So I'm not sure at all how to prove things using a combinatorial proof. Where to do I start? What do i need to think about etc. For example how would i prove
$\sum_{i=0}^n {n \choose i} 2^i = 3^n $
So I'm not sure at all how to prove things using a combinatorial proof. Where to do I start? What do i need to think about etc. For example how would i prove
$\sum_{i=0}^n {n \choose i} 2^i = 3^n $
The general strategy is to count the same thing in two different ways. But this is too general a recipe to be truly useful. The devil is in the details: What shall we count in two different ways?
In our case, $3^n$ is the number of $n$-letter words in the alphabet $\{a,b,c\}$.
These words can be also counted as follows. Choose the $i$ places that will get an $a$ or a $b$. There are $\dbinom{n}{i}$ ways to do this.
For each such choice there are $2^i$ ways to fill the chosen places with $a$'s and/or $b$'s. So $\dbinom{n}{i}2^i$ counts the words that have a total of $i$ $a$'s and/or $b$'s, or equivalently the number of words that have $n-i\,$ $c$'s.
Now add up, $i=0$ to $n$. This counts all the words.
Late answer but I thought a binomial theorem approach was pretty neat too.

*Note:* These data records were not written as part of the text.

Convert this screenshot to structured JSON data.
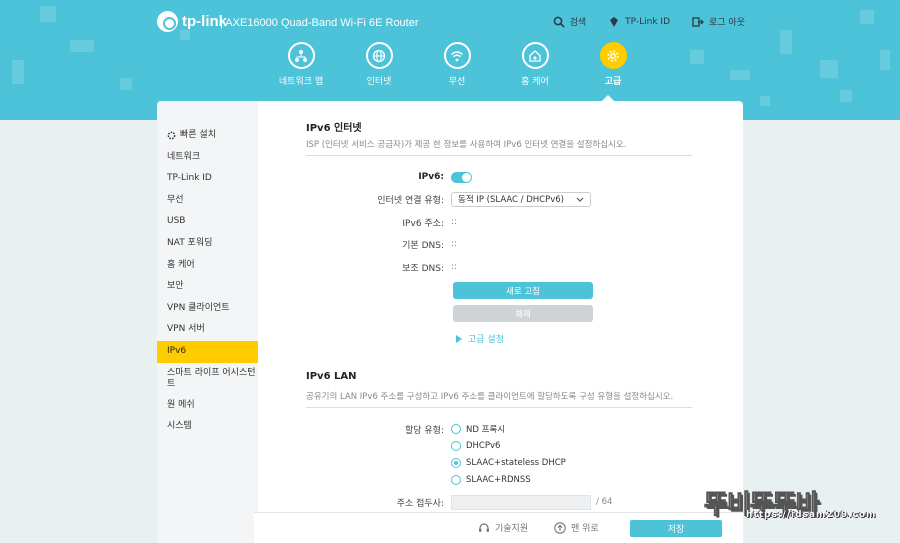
{
  "header": {
    "brand": "tp-link",
    "model": "| AXE16000 Quad-Band Wi-Fi 6E Router",
    "actions": [
      {
        "label": "검색",
        "icon": "search-icon"
      },
      {
        "label": "TP-Link ID",
        "icon": "user-icon"
      },
      {
        "label": "로그 아웃",
        "icon": "logout-icon"
      }
    ]
  },
  "nav": [
    {
      "label": "네트워크 맵",
      "icon": "network-map-icon"
    },
    {
      "label": "인터넷",
      "icon": "globe-icon"
    },
    {
      "label": "무선",
      "icon": "wifi-icon"
    },
    {
      "label": "홈 케어",
      "icon": "home-care-icon"
    },
    {
      "label": "고급",
      "icon": "gear-icon",
      "active": true
    }
  ],
  "sidebar": [
    {
      "label": "빠른 설치",
      "icon": "quick-setup-icon"
    },
    {
      "label": "네트워크"
    },
    {
      "label": "TP-Link ID"
    },
    {
      "label": "무선"
    },
    {
      "label": "USB"
    },
    {
      "label": "NAT 포워딩"
    },
    {
      "label": "홈 케어"
    },
    {
      "label": "보안"
    },
    {
      "label": "VPN 클라이언트"
    },
    {
      "label": "VPN 서버"
    },
    {
      "label": "IPv6",
      "active": true
    },
    {
      "label": "스마트 라이프 어시스턴트"
    },
    {
      "label": "원 메쉬"
    },
    {
      "label": "시스템"
    }
  ],
  "ipv6_internet": {
    "title": "IPv6 인터넷",
    "description": "ISP (인터넷 서비스 공급자)가 제공 한 정보를 사용하여 IPv6 인터넷 연결을 설정하십시오.",
    "ipv6_label": "IPv6:",
    "ipv6_enabled": true,
    "conn_type_label": "인터넷 연결 유형:",
    "conn_type_value": "동적 IP (SLAAC / DHCPv6)",
    "address_label": "IPv6 주소:",
    "address_value": "::",
    "primary_dns_label": "기본 DNS:",
    "primary_dns_value": "::",
    "secondary_dns_label": "보조 DNS:",
    "secondary_dns_value": "::",
    "renew_button": "새로 고침",
    "release_button": "해제",
    "advanced_link": "고급 설정"
  },
  "ipv6_lan": {
    "title": "IPv6 LAN",
    "description": "공유기의 LAN IPv6 주소를 구성하고 IPv6 주소를 클라이언트에 할당하도록 구성 유형을 설정하십시오.",
    "assign_label": "할당 유형:",
    "assign_options": [
      {
        "label": "ND 프록시",
        "selected": false
      },
      {
        "label": "DHCPv6",
        "selected": false
      },
      {
        "label": "SLAAC+stateless DHCP",
        "selected": true
      },
      {
        "label": "SLAAC+RDNSS",
        "selected": false
      }
    ],
    "prefix_label": "주소 접두사:",
    "prefix_value": "",
    "prefix_unit": "/ 64"
  },
  "footer": {
    "support": "기술지원",
    "top": "맨 위로",
    "save": "저장"
  },
  "watermark": {
    "big": "뚜비뚜뚜바",
    "url": "https://idsam209.com"
  },
  "colors": {
    "accent": "#4cc3d9",
    "active": "#ffcc00"
  }
}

I think someone in the comments mentioned it. I also know op asked for a combinatorial proof but I noticed that after writing this so I will leave it anyway as a point of interest.
Recall the binomial theorem:
$ (x+y)^n = \sum_{i=0}^n{n \choose i}x^{n-i}y^i $
To get the rhs to match your question, we can let $x=1$ and $y = 2$ giving us:
$ \begin{align} (1+2)^n &= \sum_{i=0}^n{n \choose i}1^{n-i}2^i \\ &= \sum_{i=0}^n{n \choose i}2^i \end{align} $
So we have $ \sum_{i=0}^n{n \choose i}2^i = (1+2)^n = 3^n $